Josephine Baker was an acclaimed entertainer and civil rights activist that used her fame to undertake clandestine Intelligence work during WWII.
1.0. Background: Josephine Baker
Josephine Baker was born Freda Josephine MacDonald in St Louis Missouri, in 1906. Growing up in a poor household, she entered several marriages during her teenage years. Her second husband, William Howard Baker, gave her the surname she would keep.
She later moved to France in 1925 to pursue her career in entertainment. Here, she found incredible mainstream success. Through her acting, singing, and dancing performances, she was able to perform for many international audiences. She ultimately became the first black woman to star in a motion picture [source].

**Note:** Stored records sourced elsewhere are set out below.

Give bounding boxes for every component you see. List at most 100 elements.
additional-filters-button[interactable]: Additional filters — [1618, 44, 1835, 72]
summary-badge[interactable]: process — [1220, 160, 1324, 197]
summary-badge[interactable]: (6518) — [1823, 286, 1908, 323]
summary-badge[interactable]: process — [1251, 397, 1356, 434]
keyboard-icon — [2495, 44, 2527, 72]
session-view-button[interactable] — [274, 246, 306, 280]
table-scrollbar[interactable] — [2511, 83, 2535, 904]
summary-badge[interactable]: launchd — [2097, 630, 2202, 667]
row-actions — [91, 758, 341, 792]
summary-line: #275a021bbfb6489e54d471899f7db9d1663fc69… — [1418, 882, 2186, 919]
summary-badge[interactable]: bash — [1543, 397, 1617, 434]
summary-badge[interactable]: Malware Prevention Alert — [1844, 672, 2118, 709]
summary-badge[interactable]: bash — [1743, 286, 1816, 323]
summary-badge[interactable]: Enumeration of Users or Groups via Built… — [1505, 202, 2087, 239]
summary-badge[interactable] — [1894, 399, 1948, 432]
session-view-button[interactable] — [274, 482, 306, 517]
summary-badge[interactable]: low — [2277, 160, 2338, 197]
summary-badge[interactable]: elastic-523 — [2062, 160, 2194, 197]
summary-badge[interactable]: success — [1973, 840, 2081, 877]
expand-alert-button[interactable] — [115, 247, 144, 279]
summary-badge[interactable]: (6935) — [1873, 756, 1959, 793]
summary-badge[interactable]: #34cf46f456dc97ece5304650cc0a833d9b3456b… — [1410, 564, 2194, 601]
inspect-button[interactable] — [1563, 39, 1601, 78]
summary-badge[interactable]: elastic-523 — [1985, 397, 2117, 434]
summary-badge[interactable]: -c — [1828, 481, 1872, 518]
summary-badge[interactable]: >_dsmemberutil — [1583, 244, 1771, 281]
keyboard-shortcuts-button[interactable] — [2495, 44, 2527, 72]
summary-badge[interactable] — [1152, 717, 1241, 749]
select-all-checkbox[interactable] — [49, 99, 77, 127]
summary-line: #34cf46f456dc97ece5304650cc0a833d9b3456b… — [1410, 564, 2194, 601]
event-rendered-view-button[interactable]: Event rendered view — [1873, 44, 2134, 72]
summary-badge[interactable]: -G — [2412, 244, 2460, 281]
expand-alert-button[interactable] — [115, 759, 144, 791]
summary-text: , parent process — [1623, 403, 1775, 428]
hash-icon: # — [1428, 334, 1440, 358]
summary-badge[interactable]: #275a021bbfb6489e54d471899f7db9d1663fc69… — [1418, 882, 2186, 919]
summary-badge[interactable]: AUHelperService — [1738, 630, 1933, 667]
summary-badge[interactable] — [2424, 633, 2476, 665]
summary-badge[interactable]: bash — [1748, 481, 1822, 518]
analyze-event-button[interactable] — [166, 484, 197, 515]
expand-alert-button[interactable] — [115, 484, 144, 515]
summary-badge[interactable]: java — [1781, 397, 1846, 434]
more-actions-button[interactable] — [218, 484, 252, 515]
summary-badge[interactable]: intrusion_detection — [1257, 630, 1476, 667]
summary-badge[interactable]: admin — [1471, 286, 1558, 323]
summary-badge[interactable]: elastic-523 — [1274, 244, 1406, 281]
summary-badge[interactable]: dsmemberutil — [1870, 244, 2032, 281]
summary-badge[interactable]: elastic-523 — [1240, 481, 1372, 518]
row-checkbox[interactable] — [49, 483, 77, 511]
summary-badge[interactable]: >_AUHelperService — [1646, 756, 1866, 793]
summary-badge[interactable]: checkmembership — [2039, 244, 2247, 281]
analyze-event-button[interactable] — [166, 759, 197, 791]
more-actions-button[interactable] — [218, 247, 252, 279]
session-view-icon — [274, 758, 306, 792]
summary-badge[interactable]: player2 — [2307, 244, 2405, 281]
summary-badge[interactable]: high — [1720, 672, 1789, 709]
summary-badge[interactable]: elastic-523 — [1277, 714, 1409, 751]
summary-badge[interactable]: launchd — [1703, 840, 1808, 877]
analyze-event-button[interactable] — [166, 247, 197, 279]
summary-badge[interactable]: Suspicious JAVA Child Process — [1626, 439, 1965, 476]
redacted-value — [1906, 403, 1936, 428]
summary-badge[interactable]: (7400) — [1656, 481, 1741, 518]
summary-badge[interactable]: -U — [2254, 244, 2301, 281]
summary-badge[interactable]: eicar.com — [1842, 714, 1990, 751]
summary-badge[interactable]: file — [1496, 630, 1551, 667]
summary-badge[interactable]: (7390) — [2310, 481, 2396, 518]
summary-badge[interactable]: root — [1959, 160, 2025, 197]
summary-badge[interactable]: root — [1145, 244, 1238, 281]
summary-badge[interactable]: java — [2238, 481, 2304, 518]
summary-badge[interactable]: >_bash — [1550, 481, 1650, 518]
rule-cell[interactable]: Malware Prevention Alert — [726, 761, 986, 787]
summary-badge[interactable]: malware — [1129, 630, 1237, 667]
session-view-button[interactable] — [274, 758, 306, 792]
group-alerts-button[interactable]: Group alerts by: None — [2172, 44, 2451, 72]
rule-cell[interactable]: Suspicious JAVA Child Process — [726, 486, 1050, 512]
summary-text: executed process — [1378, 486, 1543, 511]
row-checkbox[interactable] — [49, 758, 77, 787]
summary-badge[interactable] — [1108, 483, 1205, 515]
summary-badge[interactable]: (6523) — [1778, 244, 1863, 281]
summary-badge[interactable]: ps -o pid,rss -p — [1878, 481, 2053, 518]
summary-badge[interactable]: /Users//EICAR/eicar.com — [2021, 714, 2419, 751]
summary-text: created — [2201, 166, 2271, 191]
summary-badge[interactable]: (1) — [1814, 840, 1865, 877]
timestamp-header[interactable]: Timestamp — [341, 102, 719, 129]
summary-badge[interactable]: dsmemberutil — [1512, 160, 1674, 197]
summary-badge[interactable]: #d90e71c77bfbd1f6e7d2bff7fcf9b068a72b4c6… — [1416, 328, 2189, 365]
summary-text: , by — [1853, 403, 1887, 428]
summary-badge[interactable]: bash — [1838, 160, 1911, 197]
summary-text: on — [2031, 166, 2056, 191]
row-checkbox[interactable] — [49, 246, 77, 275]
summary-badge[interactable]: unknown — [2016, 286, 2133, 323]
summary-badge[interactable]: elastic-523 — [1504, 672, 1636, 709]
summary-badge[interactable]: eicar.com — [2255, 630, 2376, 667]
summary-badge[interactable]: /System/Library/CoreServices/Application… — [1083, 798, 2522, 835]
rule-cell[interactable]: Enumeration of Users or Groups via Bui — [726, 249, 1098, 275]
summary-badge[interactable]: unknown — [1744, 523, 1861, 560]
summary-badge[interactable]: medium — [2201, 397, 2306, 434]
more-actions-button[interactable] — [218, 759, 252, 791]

Josephine Baker became a French citizen through her marriage to her third husband Jean Lion in 1937. She then renounced her American citizenship. Whenever she would attempt to return to the US, she was met with staunch racism and segregation laws that would ultimately make her return to France. Here, audiences were far more liberal and accepting of her artistry.
2.0. Espionage Work
Baker approached French Intelligence Services at the start of World War II to offer herself for work. Due to her popularity across Europe, she was able to attend and perform at high-profile events. Under this cover, Baker would gather information and take clandestine photographs of enemy locations. She was able to conceal information within her music scores and scripts, which allowed her to pass this information back to Allied forces.
Josephine Baker also brought several spies from Allied forces into her troupe, allowing them to travel to Spain and Portugal with her undercover. This ultimately would be instrumental in tracking enemy movements and assisting Allied Forces’ strategizing.
Baker later trained as a pilot for the French Forces Libreas in Morocco. Here, she became second lieutenant in a female group in the Air Force. Within her role, she transported supplies for the Red Cross [source]
3.0. Civil Rights Activist
Josephine Baker was also a dedicated civil rights campaigner and activist. Whilst she had gained widespread acclaim for her work in Europe, she continued to receive resistance in her home country of the US. Segregation was still widely enforced, and many white audiences took issue with a woman of colour having a platform.
Although she had renounced her US Citizenship, Baker still saw the need to improve the social conditions in her home country through campaigning for civil rights. Despite such unimaginable adversity, Josephine Baker remained strong in her values. She refused to perform for segregated audiences and wrote numerous articles campaigning for the end of Jim Crow laws in the US. She joined many anti-racism and anti-xenophobia campaigning groups in their early days of existence. In 1963, Josephine Baker was the only woman to give a speech in the March on Washington, alongside Martin Luther King Junior.
4.0. Josephine Baker Legacy
Josephine Baker has a multifaceted legacy, remembered for her entertainment work and her wartime efforts. She passed away in 1975, although continues to receive accolades for her commitments. For her commitment to the war effort, she received the Croix de Guerre, the Rosette de la Résistance and was made a Knight of the Legion of Honor.
Baker entered the Pantheon in Paris in 2021. She is one of only six women, and the only woman of colour, to do so.
Josephine Baker was undoubtedly a pioneer of stage and screen. She was a smart woman who was able to use her fame to advance the French cause during WWII, undertaking incredibly risky clandestine intelligence work. As a result, she is enshrined in French history as a hero both for her war effort and in popular culture.